Майк набрал воздуха в грудь, выдохнул, и набрал снова.

— Ладно. Это твоя свадьба. Не хочу ссориться с тобой в столь знаменательный день. Но, судя по тем статьям, что ты выдаёшь, ты вовсю бьёшь в барабаны в поддержку Джо Стила.

— Эти законы очень важны. Они помогают разобрать тот бардак, в котором мы оказались. Даже если их писал сам дьявол, мне плевать. Законы всё равно хорошие.

— А кто говорит, что не дьявол? — сказал Майк.

Чарли сдался и отправился к бару за очередной порцией бурбона. Ему тоже не хотелось в такой день ссориться с братом.

У Эсфири также в руке была свежая порция.

— О чём вы там с Майком? — спросила она.

— Ни о чём таком, что было бы связано с тобой, — ответил он и поцеловал её. — Просто старая идиотская политика.

— Он на самом деле терпеть не может президента, да? Забавно, ведь он совсем не похож на республиканца, или типа того.

— Он ему не доверяет, — ответил Чарли, что было ещё мягко сказано.

К его облегчению, оркестр, что наняли родители Эсфири, начал набирать темп. Чарли проглотил бурбон и вывел Эсфирь на танцплощадку.

— Идёмте, миссис Салливан. Давайте зажжём.

Если он будет танцевать, ему не придётся думать о брате, о Джо Стиле или о чём-то ещё.

— Миссис Салливан. Мне нравится. — Эсфирь улыбнулась ему и развела пальцы левой руки, так, чтобы блеснул крошечный алмаз на обручальном кольце.

— Придётся привыкать, но мне нравится.

— Да, придётся привыкнуть.
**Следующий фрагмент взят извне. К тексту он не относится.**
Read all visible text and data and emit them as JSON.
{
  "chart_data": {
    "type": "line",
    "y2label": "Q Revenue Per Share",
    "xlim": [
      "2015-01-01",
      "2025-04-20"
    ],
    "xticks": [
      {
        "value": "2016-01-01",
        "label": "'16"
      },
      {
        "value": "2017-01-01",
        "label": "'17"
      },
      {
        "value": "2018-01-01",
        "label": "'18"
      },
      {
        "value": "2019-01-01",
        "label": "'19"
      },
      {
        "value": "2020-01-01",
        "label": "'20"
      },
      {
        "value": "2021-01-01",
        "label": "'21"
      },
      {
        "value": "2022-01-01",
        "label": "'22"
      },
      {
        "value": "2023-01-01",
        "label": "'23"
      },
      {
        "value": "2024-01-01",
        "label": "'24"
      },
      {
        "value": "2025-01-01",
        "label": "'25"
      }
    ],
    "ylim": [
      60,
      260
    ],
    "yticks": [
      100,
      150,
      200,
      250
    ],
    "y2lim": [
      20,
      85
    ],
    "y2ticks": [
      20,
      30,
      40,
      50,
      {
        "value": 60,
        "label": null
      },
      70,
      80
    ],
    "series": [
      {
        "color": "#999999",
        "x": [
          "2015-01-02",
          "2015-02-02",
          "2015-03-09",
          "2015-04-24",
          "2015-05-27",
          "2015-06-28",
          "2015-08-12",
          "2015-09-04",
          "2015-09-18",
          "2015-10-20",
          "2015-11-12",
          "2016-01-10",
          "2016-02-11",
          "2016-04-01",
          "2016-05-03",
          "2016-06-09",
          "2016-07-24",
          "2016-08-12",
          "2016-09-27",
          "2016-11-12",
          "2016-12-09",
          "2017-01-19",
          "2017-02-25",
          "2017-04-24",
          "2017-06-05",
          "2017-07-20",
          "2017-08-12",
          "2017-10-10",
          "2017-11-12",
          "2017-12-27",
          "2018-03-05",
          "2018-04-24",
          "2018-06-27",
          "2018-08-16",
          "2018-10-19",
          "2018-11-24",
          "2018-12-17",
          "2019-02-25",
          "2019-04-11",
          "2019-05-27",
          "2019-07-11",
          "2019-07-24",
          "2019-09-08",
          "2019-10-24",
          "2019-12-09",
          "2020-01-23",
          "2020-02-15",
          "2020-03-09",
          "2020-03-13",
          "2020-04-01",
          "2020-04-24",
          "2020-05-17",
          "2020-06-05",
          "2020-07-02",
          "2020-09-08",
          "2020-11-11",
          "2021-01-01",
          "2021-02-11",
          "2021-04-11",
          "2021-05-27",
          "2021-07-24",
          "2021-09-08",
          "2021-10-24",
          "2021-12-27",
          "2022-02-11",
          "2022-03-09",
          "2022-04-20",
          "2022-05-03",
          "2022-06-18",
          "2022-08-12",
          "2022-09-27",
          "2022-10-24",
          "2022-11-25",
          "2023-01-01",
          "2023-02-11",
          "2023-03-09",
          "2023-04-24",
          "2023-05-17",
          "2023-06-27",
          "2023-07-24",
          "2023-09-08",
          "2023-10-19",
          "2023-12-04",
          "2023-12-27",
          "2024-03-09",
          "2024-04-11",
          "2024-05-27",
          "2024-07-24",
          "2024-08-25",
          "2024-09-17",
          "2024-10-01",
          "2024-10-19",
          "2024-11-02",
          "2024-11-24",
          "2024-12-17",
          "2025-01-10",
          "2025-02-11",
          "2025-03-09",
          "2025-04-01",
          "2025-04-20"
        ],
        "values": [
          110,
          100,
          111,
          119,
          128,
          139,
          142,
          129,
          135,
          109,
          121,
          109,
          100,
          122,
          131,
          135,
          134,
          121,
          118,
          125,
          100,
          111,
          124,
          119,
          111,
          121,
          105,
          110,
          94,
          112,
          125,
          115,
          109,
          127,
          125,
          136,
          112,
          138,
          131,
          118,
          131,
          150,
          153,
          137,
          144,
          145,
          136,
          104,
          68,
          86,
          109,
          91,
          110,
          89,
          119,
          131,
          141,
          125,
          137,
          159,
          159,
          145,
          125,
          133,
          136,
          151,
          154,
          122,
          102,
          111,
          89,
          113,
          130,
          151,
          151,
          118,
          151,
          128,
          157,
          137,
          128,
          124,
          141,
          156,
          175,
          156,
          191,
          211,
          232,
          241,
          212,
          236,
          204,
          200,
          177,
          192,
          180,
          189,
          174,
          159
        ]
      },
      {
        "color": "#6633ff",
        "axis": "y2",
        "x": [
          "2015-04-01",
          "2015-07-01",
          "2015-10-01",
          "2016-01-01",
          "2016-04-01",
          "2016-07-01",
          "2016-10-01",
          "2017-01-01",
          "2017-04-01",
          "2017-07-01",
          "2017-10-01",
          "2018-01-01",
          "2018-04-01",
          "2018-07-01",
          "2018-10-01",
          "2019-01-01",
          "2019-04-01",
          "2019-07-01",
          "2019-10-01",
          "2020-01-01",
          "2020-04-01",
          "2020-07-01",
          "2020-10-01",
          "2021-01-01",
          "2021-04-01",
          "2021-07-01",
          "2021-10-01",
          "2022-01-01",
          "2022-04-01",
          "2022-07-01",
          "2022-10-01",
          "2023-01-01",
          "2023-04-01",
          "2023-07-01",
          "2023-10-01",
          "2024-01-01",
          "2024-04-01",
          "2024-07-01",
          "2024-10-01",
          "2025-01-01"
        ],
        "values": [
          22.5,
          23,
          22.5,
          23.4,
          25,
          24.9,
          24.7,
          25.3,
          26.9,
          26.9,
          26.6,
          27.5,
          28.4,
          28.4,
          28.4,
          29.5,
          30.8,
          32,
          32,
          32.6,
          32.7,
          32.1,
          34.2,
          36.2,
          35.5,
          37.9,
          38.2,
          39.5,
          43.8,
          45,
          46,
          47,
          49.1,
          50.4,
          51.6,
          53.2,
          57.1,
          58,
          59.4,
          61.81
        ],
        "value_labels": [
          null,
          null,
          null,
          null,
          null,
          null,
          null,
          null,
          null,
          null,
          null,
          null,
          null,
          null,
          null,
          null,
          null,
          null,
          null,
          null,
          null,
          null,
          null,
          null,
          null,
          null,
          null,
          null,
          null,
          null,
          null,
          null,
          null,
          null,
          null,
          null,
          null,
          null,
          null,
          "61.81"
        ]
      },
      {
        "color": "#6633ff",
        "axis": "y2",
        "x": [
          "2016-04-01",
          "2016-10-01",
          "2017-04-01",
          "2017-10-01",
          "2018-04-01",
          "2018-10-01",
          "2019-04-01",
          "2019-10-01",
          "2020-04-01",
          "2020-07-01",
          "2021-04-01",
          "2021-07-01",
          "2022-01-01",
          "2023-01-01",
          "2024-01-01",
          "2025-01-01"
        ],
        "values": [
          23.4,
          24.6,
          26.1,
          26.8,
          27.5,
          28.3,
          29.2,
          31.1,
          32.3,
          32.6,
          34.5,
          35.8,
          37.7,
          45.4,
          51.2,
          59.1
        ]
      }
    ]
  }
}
Потому что ты будешь носить его следующие пятьдесят-шестьдесят лет. — Он подался вперёд и прошептал ей в ухо: — А этой ночью ты вообще ничего носить не будешь.

Она захихикала, и сделала вид, будто хочет его ударить, но они улыбались друг другу.

Медовый месяц они провели на Ниагаре. Это недалеко и относительно недорого. Чарли было без разницы, куда ехать. Он не планировал глазеть на что-либо помимо номера в отеле, что они сняли. До водопада они с Эсфирью, наконец, добрались за день до того, как им нужно было возвращаться вместе в Нью-Йорк, а Чарли двигаться дальше в Вашингтон и искать квартиру побольше той конуры, в которой он жил прежде.

Водопад выглядел впечатляюще. Чувствуя, что будет проклят, если не признает этого, Чарли насмешливо прорычал молодой супруге сквозь оглушающий грохот:

— Я бы никогда и не узнал, как это место выглядит, если бы ты меня сюда не вытащила.

В этот раз Эсфирь его ударила. Никто вокруг не обратил на это внимания. Многие из тех, кто таращился на водопад, были молодожёнами, слишком уставшими от медового месяца, чтобы обращать внимание на что-то ещё. Чарли решил, что вскоре, когда-нибудь, сюда приедут и Майк со Стеллой. Он задумался, удастся ли им посмотреть на водопад.


* * *

— Леди и джентльмены, в прямом эфире из Вашингтона, округ Колумбия, президент Соединённых Штатов. — Радиоведущий обладал мощным слегка манерным голосом актёра, который провёл много времени, играя в первоклассных водевилях и лишь чуть-чуть повыступал на подмостках Бродвея.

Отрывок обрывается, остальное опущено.